Petunia and the Vipers
Petunia and the Vipers [2012] (885767835351)

The Cricket Song - Mercy - Maybe Baby Amy - Bright Light - Yes Baby Yes - Gitterbug - Stardust - The Ballad Of Handsome Ned - Broken Down Love - Che - Forbidden Lovers - It AIn't

Petunia and the Vipers come from Canada. The Vipers consist of Jimmy Roy, Stephen Nikleva, Sam Shoichet and Marc L'Esperance who were all associated to the late Ray Condo at one time or another. They offer an album full of diversity, sometimes sweet, sometimes spooky but always centered around Petunia's peculiar vocals.
Most of the songs are Petunia's own but two: Stardust (that features a stunning lap steel chorus by Jimmy Roy) and Lefty Frizzell's classic Honky Tonk Forbidden Lovers (that suits them vety fine).
The opening song is a delicious country waltz with yodel. Though it remains quite classical, there are little hints of what will follow, like the unusual variations of the structure Next is "Mercy", a very tense number, in which Petunia seems inhabited, almost haunted. It sounds like an impromptu jam between Nick Cave and Tom Waits with a western band. "The Ballad Of Handsome Ned" is in a similar vein. It begins with a theatrical intro then slides in a Marty Robbins meets Nick Cave in a moonless night kind of western ballad. "Yes Baby Yes"(quite similar to Oscar Woods "Don't Sell It) and "It Ain't" are in a hokum swing style with kazoo with a modern hint and both are very good.

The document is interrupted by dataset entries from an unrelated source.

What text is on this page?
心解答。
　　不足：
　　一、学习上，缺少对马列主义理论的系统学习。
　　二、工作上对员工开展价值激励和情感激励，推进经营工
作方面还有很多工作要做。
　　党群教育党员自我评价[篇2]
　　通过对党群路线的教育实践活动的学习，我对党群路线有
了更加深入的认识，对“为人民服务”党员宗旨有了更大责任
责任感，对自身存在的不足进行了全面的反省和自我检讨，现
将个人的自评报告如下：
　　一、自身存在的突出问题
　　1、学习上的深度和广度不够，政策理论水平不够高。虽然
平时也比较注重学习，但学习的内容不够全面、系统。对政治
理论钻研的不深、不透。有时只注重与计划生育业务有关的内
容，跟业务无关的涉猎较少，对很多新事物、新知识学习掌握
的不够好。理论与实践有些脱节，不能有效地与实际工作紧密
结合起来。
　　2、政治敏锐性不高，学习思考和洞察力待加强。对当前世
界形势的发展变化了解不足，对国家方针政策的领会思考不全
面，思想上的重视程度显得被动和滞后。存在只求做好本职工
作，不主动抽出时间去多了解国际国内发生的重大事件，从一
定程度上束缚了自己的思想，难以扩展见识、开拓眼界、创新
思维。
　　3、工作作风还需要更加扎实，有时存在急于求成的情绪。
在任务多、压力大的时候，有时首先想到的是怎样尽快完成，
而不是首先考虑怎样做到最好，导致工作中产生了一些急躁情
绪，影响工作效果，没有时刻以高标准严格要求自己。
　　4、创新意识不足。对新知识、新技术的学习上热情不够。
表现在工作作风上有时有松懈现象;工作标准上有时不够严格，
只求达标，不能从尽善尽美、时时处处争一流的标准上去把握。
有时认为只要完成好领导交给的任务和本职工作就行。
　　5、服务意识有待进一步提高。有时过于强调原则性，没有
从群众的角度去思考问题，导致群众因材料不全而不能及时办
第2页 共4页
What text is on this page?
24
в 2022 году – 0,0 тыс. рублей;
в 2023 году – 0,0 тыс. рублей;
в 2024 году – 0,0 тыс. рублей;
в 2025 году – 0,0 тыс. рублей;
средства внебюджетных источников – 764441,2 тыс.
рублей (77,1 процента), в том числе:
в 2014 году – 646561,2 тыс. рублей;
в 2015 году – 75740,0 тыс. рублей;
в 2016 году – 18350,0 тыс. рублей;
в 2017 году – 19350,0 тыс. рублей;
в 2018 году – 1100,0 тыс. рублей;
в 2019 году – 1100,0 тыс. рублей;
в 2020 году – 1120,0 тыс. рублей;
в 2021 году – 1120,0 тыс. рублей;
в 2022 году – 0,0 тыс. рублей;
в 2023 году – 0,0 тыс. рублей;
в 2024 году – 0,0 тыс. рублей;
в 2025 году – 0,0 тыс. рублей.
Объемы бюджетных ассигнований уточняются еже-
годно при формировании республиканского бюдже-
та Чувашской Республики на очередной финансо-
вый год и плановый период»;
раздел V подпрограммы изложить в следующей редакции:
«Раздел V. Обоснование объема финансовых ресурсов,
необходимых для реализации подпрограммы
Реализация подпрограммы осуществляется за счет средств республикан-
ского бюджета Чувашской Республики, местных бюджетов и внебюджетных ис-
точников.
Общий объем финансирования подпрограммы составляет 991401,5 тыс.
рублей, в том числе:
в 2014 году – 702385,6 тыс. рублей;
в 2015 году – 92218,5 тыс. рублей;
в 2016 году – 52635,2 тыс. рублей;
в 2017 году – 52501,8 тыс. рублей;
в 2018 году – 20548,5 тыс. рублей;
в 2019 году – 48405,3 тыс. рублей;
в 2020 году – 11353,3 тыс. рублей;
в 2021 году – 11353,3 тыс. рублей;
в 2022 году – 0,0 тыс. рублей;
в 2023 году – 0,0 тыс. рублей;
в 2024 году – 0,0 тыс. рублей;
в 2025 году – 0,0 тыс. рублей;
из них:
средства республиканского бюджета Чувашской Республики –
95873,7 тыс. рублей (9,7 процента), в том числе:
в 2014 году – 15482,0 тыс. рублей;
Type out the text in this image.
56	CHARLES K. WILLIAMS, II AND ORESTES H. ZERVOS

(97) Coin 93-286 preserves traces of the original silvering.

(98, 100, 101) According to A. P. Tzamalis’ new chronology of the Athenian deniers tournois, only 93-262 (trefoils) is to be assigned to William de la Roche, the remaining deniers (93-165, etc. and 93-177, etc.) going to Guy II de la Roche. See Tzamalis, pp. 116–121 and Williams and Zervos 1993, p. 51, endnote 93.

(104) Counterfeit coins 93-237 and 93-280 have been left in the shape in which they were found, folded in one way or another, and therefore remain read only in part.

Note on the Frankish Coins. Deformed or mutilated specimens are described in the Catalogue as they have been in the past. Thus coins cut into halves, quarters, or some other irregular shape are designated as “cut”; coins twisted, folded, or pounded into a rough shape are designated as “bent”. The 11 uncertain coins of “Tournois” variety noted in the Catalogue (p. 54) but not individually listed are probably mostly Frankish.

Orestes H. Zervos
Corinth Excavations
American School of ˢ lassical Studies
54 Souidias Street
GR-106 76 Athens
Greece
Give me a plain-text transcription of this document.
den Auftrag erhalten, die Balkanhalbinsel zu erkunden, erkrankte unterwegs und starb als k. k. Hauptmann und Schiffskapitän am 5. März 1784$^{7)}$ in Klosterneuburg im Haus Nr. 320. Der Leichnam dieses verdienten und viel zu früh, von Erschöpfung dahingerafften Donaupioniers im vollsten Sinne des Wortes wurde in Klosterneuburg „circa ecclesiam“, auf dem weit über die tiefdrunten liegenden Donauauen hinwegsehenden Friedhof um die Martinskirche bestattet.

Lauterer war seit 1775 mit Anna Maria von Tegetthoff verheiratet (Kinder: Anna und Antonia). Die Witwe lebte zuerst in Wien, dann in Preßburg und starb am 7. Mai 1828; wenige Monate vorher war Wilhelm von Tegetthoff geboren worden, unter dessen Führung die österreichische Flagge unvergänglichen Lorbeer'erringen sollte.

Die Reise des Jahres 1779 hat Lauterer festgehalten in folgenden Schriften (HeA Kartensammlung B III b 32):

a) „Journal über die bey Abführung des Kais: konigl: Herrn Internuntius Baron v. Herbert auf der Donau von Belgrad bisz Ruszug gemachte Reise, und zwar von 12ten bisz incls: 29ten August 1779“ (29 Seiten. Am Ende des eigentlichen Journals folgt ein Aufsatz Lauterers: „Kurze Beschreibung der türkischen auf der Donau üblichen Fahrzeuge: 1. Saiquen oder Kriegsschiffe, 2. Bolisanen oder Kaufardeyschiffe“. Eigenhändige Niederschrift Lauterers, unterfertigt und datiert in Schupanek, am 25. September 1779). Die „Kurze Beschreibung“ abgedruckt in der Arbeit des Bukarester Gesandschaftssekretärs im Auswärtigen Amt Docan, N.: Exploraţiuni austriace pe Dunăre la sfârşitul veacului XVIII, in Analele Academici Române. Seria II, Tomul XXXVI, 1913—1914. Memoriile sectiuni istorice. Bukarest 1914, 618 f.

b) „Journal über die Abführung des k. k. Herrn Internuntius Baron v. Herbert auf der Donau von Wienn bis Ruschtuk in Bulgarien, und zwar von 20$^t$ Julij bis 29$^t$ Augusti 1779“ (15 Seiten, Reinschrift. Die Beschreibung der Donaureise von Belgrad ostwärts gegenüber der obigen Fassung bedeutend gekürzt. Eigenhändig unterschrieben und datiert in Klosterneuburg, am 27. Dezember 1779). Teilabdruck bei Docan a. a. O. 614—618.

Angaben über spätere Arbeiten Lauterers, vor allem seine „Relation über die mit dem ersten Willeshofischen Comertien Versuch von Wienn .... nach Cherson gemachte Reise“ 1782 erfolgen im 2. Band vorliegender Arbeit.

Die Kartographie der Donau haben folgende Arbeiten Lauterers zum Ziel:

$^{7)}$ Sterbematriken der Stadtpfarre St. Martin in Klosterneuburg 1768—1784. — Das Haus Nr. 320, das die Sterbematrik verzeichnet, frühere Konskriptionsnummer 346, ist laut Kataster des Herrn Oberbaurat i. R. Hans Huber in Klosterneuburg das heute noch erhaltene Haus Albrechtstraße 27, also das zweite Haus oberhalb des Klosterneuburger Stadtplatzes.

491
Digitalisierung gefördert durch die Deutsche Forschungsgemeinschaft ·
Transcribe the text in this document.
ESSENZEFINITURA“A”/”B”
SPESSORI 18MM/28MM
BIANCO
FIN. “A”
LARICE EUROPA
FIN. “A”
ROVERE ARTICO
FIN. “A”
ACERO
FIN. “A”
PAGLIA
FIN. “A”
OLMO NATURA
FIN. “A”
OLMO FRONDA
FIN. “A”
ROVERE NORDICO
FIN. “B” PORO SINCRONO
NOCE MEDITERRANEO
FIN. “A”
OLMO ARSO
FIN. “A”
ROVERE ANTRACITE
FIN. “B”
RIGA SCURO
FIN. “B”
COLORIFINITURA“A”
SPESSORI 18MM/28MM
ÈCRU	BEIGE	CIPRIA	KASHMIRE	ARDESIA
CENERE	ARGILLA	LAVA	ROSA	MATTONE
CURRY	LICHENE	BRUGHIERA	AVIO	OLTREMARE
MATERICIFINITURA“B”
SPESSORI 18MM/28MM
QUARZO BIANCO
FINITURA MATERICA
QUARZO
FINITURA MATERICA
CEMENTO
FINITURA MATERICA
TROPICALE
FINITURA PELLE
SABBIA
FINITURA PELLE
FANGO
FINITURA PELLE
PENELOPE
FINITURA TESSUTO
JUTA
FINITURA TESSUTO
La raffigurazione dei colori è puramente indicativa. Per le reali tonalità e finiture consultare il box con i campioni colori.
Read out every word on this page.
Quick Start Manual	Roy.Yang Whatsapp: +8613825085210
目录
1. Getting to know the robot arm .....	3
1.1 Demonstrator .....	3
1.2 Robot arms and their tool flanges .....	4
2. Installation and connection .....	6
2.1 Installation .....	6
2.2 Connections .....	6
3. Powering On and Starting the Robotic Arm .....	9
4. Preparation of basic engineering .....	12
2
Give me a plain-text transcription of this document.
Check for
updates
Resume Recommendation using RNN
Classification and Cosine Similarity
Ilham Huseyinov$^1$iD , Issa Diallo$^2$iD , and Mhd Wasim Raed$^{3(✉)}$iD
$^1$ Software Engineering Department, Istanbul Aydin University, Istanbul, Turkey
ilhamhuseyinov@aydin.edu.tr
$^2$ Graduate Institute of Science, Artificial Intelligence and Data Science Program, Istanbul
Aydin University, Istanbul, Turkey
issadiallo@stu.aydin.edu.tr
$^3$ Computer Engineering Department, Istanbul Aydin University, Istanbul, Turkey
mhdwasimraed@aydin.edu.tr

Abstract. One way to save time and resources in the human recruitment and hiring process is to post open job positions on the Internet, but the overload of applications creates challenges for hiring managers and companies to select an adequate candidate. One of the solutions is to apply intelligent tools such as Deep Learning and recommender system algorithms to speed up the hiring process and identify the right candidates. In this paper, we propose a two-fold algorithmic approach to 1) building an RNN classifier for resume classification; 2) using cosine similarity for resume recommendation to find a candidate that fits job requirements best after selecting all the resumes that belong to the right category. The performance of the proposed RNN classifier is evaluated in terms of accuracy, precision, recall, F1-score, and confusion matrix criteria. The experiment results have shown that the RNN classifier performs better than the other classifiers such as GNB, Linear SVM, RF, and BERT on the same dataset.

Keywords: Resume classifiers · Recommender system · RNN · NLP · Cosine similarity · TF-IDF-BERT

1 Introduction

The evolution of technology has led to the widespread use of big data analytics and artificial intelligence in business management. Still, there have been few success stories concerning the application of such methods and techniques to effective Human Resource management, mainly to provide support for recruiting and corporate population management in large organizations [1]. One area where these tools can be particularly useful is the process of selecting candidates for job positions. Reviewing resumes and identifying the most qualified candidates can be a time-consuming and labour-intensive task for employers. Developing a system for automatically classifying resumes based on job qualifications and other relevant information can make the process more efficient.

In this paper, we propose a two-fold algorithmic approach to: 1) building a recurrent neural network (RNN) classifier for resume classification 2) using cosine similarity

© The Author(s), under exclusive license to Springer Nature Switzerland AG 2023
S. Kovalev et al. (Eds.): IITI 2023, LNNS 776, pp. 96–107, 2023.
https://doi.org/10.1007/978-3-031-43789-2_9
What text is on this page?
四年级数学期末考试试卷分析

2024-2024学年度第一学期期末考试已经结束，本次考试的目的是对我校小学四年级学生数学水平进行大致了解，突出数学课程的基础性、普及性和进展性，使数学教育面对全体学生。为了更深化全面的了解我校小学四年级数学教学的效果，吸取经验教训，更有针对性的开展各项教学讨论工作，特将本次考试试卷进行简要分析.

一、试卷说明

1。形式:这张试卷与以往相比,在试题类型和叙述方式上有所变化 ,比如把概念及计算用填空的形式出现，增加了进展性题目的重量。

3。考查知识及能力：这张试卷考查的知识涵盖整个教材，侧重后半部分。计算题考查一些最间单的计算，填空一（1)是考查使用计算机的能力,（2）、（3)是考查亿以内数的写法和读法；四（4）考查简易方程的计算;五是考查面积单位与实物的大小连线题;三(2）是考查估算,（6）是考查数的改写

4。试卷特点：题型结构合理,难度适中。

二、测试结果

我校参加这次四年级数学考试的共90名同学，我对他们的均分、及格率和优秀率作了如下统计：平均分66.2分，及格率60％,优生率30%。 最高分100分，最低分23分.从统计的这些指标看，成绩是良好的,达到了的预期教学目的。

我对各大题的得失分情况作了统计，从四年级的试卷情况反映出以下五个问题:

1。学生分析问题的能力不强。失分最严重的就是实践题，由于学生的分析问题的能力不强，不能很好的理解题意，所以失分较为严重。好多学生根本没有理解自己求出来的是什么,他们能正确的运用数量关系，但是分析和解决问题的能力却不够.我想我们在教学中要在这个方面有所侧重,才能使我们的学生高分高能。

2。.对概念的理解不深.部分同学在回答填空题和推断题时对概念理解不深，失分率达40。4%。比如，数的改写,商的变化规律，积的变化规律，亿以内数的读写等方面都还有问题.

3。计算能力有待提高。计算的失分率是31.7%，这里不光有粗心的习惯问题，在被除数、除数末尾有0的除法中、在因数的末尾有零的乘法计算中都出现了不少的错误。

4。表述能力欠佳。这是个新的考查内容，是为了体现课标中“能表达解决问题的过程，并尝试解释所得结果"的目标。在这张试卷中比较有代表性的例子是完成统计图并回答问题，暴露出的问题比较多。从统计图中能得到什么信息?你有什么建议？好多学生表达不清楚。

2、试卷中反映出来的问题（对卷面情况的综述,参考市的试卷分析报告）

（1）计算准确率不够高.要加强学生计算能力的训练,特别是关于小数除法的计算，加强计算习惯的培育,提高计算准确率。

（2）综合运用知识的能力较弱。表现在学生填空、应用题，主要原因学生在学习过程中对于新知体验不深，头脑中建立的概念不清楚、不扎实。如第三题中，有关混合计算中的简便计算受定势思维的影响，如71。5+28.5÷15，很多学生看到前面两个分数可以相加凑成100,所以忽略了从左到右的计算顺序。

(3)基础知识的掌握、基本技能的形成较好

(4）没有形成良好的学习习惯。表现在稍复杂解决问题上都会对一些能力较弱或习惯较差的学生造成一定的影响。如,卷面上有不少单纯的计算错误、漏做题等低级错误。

I'm less convinced by "Maybe Baby Amy" a wild rockabilly and "Gitterbug" that melts the frantic pace of Jerry Lee's Great Balls Of Fire with Charlie Feather's syncopation. I couldn't help but compare them to Ray Condo. I think that those two songs and the two latin/samba numbers ("Bright Light" and "Che") are less interesting than the rest of is stuff which is more original.
Despite two or three songs that I easily skip it remains a good album, but for the more open minded listeners.